Posted Saturday, July 14, 2012, at 12:30 PM
US President Barack Obama speaks during a rain-soaked campaign event on July 14, 2012 at Walkerton Tavern & Gardens in Glen Allen, Virginia.
Photo by MANDEL NGAN/AFP/GettyImages
The way the Bain/outsourcing debate has gone, if I understand it, is this:
1. Romney touts his experience in the private sector as a key qualification for the presidency that Obama lacks.
2. Obama runs ads slamming Bain Capital for involvement in offshoring of jobs to foreign countries.
3. Romney angrily denies that he was even running Bain at the time this stuff happened.
4. Obama notes that Rommey was listed in government documents as Bain's CEO of record.
5. Romney says those filings don't reflect reality on the ground about who was running the company.
6. Obama begins collecting scraps of evidence pointing to Romney's continued involvement.

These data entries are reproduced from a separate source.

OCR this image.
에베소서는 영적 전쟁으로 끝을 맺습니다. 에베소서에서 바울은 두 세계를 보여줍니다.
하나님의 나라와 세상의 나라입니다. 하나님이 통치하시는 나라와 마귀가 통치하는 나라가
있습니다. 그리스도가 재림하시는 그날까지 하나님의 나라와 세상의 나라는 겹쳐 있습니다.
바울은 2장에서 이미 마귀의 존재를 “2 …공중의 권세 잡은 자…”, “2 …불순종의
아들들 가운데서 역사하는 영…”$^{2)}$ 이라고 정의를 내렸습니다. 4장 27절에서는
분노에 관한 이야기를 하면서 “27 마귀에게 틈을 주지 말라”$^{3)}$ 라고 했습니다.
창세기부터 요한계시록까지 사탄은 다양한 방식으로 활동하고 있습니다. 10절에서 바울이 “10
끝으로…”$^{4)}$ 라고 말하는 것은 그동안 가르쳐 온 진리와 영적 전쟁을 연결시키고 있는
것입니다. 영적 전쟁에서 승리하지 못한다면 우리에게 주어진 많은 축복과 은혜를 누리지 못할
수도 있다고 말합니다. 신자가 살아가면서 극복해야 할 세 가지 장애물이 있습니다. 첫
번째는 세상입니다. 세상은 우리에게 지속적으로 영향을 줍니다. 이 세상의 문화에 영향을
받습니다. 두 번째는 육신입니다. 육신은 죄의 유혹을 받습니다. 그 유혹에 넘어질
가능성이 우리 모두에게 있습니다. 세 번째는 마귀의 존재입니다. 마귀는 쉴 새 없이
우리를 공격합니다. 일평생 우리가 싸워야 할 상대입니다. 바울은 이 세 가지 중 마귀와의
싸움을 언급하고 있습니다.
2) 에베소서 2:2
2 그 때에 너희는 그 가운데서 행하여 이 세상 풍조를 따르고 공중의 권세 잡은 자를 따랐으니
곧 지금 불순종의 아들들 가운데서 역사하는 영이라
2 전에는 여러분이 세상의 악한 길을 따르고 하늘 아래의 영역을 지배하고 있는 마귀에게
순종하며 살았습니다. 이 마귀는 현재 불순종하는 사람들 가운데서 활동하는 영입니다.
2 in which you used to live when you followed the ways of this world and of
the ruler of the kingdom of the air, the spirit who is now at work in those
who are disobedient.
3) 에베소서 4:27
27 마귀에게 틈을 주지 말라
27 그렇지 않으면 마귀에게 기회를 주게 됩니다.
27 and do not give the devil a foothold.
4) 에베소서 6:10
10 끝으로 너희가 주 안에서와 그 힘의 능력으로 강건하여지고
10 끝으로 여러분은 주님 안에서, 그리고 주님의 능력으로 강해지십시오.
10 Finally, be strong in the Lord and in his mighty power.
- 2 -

Lost in the shuffle here is the question of what it is Romney is denying he's responsible for. Stipulate that Romney somehow had nothing to do with running a company of which he was the CEO and sole shareholder. Does he think, in retrospect, that his subordinates did something wrong by offshoring jobs? Clearly he didn't, which highlights the absurdity of his claims not to have been responsible. It's true that he wasn't running the country on a day-to-day basis, but he really was titular CEO and had Bain been doing something he deemed outrageous he could and should have stepped in to stop them. But he doesn't believe that. And what's more, all indications are that Barack Obama also doesn't think Bain was doing anything wrong. As president he's made no moves to make it illegal for companies to shift production work abroad and has publicly associated himself with a wide range of American firms—from GE to Apple and beyond—who've done just that to varying extents. And we all remember what happened to Obama's promise to renegotiate NAFTA after taking office, right?
In my view both Obama and Rommey are quite right about this. I'll say more on this during the workweek, but one quick test is do you think there's something immoral about the fact that Toyota and BMW have manufacturing facilities located in the United States? Should the Japanese and German governments be stopping Japan- and Germany-based firms from locating production offshore?